Autonomy-of-Experts Models (ArXiv)

Mixture-of-Experts (MoE) models typically use a router to assign tokens to expert modules, but this separation can lead to suboptimal expert selection and ineffective learning. The proposed Autonomy-of-Experts (AoE) paradigm addresses this issue by allowing experts to autonomously select themselves based on their internal activations, resulting in improved expert selection and effective learning, and outperforming traditional MoE models with comparable efficiency.

Code

Show HN: Orange intelligence, an open source alternative to Apple Intelligence

Orange Intelligence is a customizable productivity tool for macOS that allows users to capture, process, and replace text across any application, leveraging the power of large language models and Python functions. It offers a range of features, including a floating text processor, global variable replacement, and the ability to run any Python function, making it a powerful tool for developers, researchers, and AI enthusiasts.

Show HN: Voice Cloning and Multilingual TTS in One Click (Windows)

Voice-Pro is a powerful AI-powered web application that offers a range of multimedia content processing features, including YouTube video downloading, speech recognition, translation, and text-to-speech, with support for over 100 languages. The tool provides an all-in-one solution for content creators, researchers, and multilingual communication professionals, with advanced features such as zero-shot voice cloning, professional vocal isolation, and instant translation across multiple languages.

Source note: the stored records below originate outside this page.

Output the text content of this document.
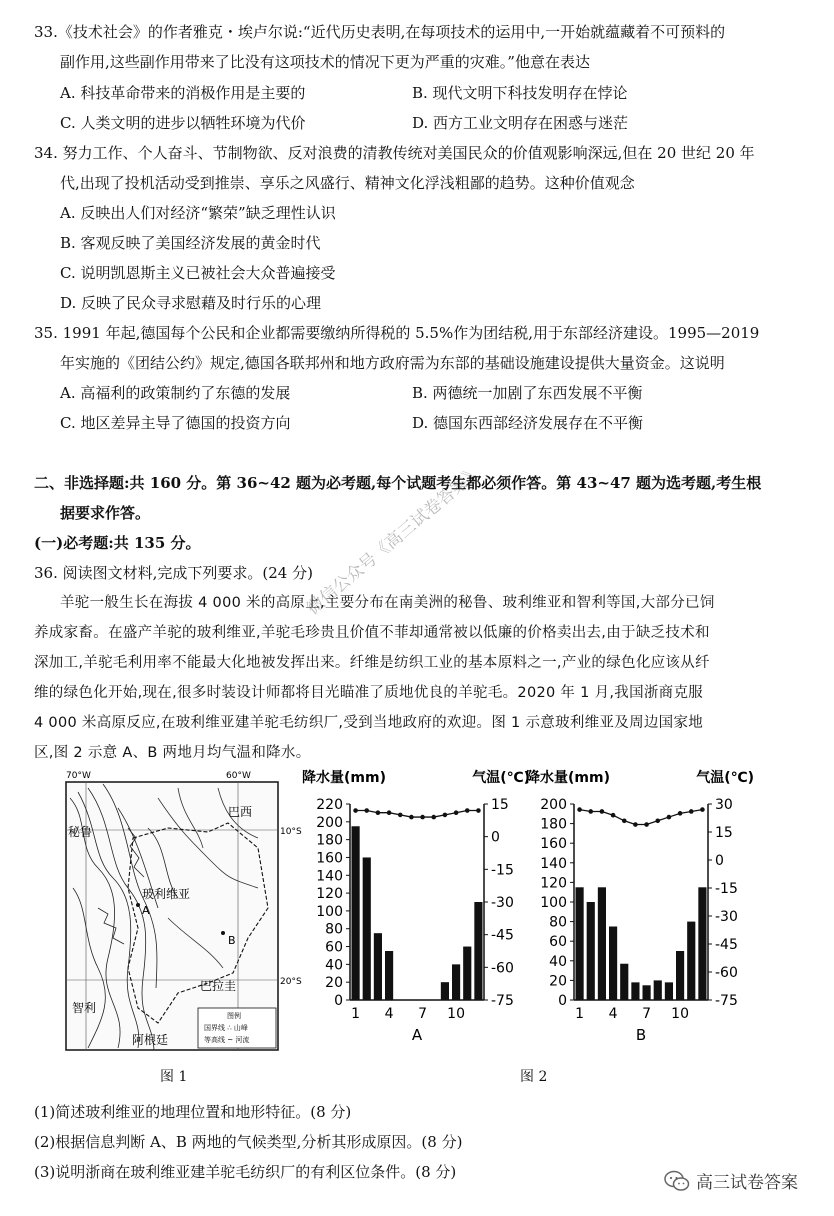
33.《技术社会》的作者雅克・埃卢尔说:“近代历史表明,在每项技术的运用中,一开始就蕴藏着不可预料的
副作用,这些副作用带来了比没有这项技术的情况下更为严重的灾难。”他意在表达
A. 科技革命带来的消极作用是主要的	B. 现代文明下科技发明存在悖论
C. 人类文明的进步以牺牲环境为代价	D. 西方工业文明存在困惑与迷茫
34. 努力工作、个人奋斗、节制物欲、反对浪费的清教传统对美国民众的价值观影响深远,但在 20 世纪 20 年
代,出现了投机活动受到推崇、享乐之风盛行、精神文化浮浅粗鄙的趋势。这种价值观念
A. 反映出人们对经济“繁荣”缺乏理性认识
B. 客观反映了美国经济发展的黄金时代
C. 说明凯恩斯主义已被社会大众普遍接受
D. 反映了民众寻求慰藉及时行乐的心理
35. 1991 年起,德国每个公民和企业都需要缴纳所得税的 5.5%作为团结税,用于东部经济建设。1995—2019
年实施的《团结公约》规定,德国各联邦州和地方政府需为东部的基础设施建设提供大量资金。这说明
A. 高福利的政策制约了东德的发展	B. 两德统一加剧了东西发展不平衡
C. 地区差异主导了德国的投资方向	D. 德国东西部经济发展存在不平衡
二、非选择题:共 160 分。第 36~42 题为必考题,每个试题考生都必须作答。第 43~47 题为选考题,考生根
据要求作答。
(一)必考题:共 135 分。
36. 阅读图文材料,完成下列要求。(24 分)
羊驼一般生长在海拔 4 000 米的高原上,主要分布在南美洲的秘鲁、玻利维亚和智利等国,大部分已饲
养成家畜。在盛产羊驼的玻利维亚,羊驼毛珍贵且价值不菲却通常被以低廉的价格卖出去,由于缺乏技术和
深加工,羊驼毛利用率不能最大化地被发挥出来。纤维是纺织工业的基本原料之一,产业的绿色化应该从纤
维的绿色化开始,现在,很多时装设计师都将目光瞄准了质地优良的羊驼毛。2020 年 1 月,我国浙商克服
4 000 米高原反应,在玻利维亚建羊驼毛纺织厂,受到当地政府的欢迎。图 1 示意玻利维亚及周边国家地
区,图 2 示意 A、B 两地月均气温和降水。
微信公众号《高三试卷答案》
图例
国界线 ∴ 山峰
等高线 ~ 河流
70°W	60°W
10°S
20°S
秘鲁
巴西
玻利维亚
巴拉圭
智利
阿根廷
A
B
图 1
降水量(mm)	气温(℃)
0
20
40
60
80
100
120
140
160
180
200
220
-75
-60
-45
-30
-15
0
15
1 4 7 10
A
降水量(mm)	气温(℃)
0
20
40
60
80
100
120
140
160
180
200
-75
-60
-45
-30
-15
0
15
30
1 4 7 10
B
图 2
(1)简述玻利维亚的地理位置和地形特征。(8 分)
(2)根据信息判断 A、B 两地的气候类型,分析其形成原因。(8 分)
(3)说明浙商在玻利维亚建羊驼毛纺织厂的有利区位条件。(8 分)
高三试卷答案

Show HN: LLM-Reasoner:Make any LLM to think deeper like OpenAI o1

The LLM Reasoner is a tool that enables step-by-step reasoning for large language models (LLMs), providing transparent and explainable answers. It supports multiple LLM providers, including OpenAI, Anthropic, and Google, and offers features such as real-time progress, confidence tracking, and a user-friendly interface.

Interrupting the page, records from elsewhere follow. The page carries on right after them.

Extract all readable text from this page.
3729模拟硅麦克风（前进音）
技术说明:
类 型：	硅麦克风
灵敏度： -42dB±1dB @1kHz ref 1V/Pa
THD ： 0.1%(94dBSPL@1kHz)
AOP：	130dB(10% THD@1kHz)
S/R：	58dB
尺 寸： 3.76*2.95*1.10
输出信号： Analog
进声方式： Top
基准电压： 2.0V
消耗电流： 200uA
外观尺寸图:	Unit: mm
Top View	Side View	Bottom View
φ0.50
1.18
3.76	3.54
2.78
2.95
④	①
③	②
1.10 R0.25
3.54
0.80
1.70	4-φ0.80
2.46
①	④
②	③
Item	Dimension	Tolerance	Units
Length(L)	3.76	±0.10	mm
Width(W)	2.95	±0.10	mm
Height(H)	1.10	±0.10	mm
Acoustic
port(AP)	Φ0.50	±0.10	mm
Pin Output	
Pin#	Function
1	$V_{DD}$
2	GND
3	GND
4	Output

Deepseek open models seem to follow CCP party-line

DeepSeek-R1 is a reasoning model that achieves performance comparable to OpenAI-o1 across math, code, and reasoning tasks, and its distilled models, such as DeepSeek-R1-Distill-Qwen-32B, outperform OpenAI-o1-mini on various benchmarks. The model is trained using large-scale reinforcement learning and incorporates cold-start data to address issues with endless repetition, poor readability, and language mixing, and its architecture and performance are openly available for the research community.

Talk with GPT-4o from a simple keyboard shortcut

The GPT Voice Menubar app can be installed using a simple bash command and used by setting an OPENAI_API_KEY, then accessing it from the menubar. To send a voice message, users hold down the control, option, and command keys while speaking, releasing them when finished.